All the horror of it came back to him-the nausea of fear, the panic start that had made him lose his balance, and then worse fear and the ghastly certainty that it was the end.

"Say it again."

"I almost stepped on him. And then ..."

He heard himself whimpering.

"That's right, Will. Cry-cry!"

The whimpering became a moaning. Ashamed, he clenched his teeth, and the moaning stopped.

"No, don't do that," she cried. "Let it come out if it wants to. Remember that snake, Will. Remember how you fell."

The moaning broke out again and he began to shudder more violently than ever.

"Now tell me what happened."

"I could see its eyes, I could see its tongue going in and out."

"Yes, you could see his tongue. And what happened then?"

"I lost my balance, I fell."

"Say it again, Will." He was sobbing now. "Say it again," she insisted.

"I fell."

"Again."

It was tearing him to pieces, but he said it. "I fell."

"Again, Will." She was implacable. "Again."

"I fell, I fell. I fell . . ."

Gradually the sobbing died down.

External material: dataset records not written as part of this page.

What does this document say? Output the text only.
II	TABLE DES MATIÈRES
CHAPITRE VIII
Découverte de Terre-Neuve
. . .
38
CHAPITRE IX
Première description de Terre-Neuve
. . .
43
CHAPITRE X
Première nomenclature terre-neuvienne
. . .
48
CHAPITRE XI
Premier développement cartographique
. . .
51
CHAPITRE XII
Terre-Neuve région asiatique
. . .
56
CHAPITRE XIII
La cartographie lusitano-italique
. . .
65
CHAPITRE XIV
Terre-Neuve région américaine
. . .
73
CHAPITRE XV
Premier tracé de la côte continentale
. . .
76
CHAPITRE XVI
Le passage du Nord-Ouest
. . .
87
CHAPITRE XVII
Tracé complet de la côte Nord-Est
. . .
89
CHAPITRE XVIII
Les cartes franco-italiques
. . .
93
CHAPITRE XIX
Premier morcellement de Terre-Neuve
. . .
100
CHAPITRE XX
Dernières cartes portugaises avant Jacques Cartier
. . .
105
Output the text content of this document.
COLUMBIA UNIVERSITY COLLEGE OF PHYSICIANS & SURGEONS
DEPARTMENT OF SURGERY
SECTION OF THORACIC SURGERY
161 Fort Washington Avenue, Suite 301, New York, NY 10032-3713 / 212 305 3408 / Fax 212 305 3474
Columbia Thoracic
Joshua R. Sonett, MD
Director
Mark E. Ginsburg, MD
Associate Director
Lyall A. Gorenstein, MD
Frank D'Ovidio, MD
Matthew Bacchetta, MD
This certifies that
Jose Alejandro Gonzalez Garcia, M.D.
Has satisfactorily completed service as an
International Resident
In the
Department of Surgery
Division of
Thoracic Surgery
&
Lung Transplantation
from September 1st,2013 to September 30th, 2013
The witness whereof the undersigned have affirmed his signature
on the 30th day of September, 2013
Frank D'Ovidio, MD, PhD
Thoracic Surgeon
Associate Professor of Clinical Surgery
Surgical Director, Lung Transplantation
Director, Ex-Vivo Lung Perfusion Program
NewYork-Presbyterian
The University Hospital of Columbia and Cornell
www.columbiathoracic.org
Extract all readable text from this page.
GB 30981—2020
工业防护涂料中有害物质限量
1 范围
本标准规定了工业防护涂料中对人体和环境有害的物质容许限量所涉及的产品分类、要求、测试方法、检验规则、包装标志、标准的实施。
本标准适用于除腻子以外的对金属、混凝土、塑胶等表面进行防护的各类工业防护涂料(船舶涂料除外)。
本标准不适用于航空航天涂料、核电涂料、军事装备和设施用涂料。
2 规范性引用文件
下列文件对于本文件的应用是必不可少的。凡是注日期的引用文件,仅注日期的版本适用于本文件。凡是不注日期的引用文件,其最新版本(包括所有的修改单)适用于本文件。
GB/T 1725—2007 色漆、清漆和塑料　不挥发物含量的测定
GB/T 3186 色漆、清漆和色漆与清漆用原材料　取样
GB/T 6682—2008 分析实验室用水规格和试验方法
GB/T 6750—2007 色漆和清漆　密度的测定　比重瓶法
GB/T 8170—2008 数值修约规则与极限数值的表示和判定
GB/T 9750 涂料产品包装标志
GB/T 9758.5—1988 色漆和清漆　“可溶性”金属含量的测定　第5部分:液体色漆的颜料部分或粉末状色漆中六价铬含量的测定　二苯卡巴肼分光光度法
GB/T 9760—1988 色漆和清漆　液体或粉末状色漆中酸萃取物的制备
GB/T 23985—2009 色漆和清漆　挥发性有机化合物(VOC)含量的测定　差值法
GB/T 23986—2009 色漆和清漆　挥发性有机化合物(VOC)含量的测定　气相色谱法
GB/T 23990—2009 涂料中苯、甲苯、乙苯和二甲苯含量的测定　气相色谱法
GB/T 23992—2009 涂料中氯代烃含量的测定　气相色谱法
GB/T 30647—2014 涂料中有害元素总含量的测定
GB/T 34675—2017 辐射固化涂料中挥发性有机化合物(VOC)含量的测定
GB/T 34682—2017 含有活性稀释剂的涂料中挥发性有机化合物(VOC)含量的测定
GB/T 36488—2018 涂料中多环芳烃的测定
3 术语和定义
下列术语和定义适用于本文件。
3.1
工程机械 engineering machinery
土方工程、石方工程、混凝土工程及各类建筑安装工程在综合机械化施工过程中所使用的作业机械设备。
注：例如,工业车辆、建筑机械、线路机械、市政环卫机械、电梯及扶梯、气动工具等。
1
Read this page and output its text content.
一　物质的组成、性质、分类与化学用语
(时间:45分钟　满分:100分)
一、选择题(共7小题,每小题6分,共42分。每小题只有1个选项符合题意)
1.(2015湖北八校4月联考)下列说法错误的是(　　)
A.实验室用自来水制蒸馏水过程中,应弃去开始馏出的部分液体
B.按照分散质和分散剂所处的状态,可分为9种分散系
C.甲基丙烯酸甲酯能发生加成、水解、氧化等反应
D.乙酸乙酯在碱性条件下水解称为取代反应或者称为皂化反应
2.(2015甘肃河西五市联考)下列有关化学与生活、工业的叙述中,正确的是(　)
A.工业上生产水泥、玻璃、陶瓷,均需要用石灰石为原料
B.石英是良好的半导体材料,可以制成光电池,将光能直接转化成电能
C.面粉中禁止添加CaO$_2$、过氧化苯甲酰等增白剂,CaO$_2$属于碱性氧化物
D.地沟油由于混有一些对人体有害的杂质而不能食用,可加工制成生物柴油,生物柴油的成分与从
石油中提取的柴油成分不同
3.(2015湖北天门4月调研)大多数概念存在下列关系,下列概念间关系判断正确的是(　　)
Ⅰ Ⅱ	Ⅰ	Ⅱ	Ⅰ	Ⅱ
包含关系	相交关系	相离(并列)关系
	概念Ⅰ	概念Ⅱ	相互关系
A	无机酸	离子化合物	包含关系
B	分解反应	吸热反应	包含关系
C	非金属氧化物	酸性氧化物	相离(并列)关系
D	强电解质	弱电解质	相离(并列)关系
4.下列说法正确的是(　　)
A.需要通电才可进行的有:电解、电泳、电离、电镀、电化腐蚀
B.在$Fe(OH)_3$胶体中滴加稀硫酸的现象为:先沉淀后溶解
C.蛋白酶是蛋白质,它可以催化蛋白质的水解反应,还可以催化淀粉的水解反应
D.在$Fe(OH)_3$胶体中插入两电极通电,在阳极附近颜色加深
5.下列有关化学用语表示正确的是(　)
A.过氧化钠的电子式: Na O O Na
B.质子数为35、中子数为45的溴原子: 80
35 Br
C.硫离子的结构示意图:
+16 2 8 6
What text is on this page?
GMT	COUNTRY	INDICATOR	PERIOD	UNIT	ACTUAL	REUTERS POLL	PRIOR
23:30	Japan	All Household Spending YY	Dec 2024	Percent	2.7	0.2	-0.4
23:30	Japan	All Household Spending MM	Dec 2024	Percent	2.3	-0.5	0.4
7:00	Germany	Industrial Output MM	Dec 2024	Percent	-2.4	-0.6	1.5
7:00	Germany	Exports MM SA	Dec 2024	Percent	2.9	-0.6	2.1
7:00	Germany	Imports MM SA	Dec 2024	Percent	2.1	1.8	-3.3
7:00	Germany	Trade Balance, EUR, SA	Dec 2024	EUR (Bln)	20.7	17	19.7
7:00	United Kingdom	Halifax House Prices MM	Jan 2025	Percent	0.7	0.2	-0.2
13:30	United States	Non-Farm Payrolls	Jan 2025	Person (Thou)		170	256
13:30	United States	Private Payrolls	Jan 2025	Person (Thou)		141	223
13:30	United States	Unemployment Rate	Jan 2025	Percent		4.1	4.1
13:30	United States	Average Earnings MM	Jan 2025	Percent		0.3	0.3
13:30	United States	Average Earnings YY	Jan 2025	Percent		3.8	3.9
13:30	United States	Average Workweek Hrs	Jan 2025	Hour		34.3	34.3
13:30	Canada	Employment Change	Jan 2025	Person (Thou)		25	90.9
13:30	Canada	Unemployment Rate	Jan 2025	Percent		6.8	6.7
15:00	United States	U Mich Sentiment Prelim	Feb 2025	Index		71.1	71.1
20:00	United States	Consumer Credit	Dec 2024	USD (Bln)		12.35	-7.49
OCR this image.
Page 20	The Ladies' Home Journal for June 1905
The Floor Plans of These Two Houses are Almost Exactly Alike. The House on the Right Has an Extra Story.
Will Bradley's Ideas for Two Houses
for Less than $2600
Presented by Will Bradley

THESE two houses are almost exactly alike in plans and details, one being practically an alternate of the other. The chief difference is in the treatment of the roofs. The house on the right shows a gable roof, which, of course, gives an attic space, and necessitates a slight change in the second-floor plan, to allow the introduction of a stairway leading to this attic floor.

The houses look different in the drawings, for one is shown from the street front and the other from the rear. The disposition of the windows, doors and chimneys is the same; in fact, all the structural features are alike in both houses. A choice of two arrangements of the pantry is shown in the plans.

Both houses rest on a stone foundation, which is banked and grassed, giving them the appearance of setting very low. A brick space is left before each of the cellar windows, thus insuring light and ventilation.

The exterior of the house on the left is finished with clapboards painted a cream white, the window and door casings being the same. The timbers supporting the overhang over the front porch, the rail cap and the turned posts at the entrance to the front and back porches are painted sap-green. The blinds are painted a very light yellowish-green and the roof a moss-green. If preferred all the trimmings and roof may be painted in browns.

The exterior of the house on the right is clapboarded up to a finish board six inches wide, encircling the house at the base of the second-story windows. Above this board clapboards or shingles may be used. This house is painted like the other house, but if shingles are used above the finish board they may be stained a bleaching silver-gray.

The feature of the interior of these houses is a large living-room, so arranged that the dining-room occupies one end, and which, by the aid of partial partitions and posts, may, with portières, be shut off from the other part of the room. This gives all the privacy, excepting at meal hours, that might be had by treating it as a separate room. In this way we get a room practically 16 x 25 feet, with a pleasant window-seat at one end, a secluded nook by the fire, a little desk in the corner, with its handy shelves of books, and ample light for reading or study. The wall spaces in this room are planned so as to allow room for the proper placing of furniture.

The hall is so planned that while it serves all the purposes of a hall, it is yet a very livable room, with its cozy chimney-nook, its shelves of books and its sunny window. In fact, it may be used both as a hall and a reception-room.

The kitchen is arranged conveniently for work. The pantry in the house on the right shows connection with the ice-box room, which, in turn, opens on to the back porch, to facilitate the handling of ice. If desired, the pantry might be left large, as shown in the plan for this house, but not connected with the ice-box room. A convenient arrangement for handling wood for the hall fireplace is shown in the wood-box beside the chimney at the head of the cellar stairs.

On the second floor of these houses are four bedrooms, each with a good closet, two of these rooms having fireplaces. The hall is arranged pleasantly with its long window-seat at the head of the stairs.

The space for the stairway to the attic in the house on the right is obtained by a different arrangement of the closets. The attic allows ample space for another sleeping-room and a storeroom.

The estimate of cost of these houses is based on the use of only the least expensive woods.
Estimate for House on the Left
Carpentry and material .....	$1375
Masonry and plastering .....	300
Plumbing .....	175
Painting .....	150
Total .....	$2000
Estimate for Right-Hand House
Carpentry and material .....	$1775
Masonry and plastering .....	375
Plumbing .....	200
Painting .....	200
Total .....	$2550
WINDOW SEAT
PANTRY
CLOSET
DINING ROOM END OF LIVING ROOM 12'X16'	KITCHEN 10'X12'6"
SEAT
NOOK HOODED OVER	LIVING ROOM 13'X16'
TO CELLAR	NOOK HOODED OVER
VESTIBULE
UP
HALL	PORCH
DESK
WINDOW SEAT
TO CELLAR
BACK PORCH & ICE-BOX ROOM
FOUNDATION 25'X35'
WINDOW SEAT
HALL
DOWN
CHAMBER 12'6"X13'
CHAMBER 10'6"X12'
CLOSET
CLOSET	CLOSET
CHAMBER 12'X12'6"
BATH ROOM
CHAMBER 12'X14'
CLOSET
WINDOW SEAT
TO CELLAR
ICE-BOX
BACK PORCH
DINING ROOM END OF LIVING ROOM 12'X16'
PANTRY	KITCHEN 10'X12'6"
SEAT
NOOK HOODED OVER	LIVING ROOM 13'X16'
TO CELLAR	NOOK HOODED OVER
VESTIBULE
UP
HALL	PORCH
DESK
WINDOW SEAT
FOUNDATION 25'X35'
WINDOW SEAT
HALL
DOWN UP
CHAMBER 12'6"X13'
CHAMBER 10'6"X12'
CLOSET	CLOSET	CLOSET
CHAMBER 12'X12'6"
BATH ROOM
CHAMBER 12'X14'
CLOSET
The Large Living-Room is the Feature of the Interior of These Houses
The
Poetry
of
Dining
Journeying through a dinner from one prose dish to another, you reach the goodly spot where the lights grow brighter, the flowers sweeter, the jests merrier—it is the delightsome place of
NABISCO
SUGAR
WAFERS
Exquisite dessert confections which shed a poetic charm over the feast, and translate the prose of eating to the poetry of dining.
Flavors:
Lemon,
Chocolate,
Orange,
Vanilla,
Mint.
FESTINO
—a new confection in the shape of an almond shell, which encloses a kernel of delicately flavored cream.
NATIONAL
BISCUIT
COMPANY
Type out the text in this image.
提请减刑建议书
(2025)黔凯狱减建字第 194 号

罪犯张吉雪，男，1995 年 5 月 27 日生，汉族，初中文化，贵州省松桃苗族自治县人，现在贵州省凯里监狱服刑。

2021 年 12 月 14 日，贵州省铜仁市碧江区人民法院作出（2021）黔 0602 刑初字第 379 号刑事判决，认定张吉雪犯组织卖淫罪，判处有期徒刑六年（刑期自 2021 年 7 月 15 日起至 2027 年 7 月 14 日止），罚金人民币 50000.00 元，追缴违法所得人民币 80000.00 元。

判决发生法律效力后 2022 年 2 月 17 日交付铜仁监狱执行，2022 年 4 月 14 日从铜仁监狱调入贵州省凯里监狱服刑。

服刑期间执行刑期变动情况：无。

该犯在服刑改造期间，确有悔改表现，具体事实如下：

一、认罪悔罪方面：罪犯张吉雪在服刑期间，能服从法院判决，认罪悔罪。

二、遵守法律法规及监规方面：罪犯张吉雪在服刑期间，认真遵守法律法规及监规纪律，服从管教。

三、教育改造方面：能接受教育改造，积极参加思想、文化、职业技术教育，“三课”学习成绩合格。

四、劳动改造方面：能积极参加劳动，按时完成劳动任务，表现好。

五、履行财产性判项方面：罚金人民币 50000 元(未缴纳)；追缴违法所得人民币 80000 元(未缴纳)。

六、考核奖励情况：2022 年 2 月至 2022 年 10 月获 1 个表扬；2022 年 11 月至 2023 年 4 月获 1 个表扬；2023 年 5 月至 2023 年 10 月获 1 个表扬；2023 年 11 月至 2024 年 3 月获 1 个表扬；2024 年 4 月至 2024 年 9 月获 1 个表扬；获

The words came more easily and the memories they aroused were less painful.

"I fell," he repeated for the hundredth time.

"But you didn't fall very far," Mary Sarojini now said.

"No, I didn't fall very far," he agreed.

"So what's all the fuss about?" the child inquired.

There was no malice or irony in her tone, not the slightest implication of blame. She was just asking a simple, straightforward question that called for a simple, straightforward answer. Yes, what was all the fuss about? The snake hadn't bitten him; he hadn't broken his neck. And anyhow it had all happened yesterday. Today there were these butterflies, this bird that called one to attention, this strange child who talked to one like a Dutch uncle, looked like an angel out of some unfamiliar mythology and within five degrees of the equator was called, believe it or not, MacPhail. Will Farnaby laughed aloud.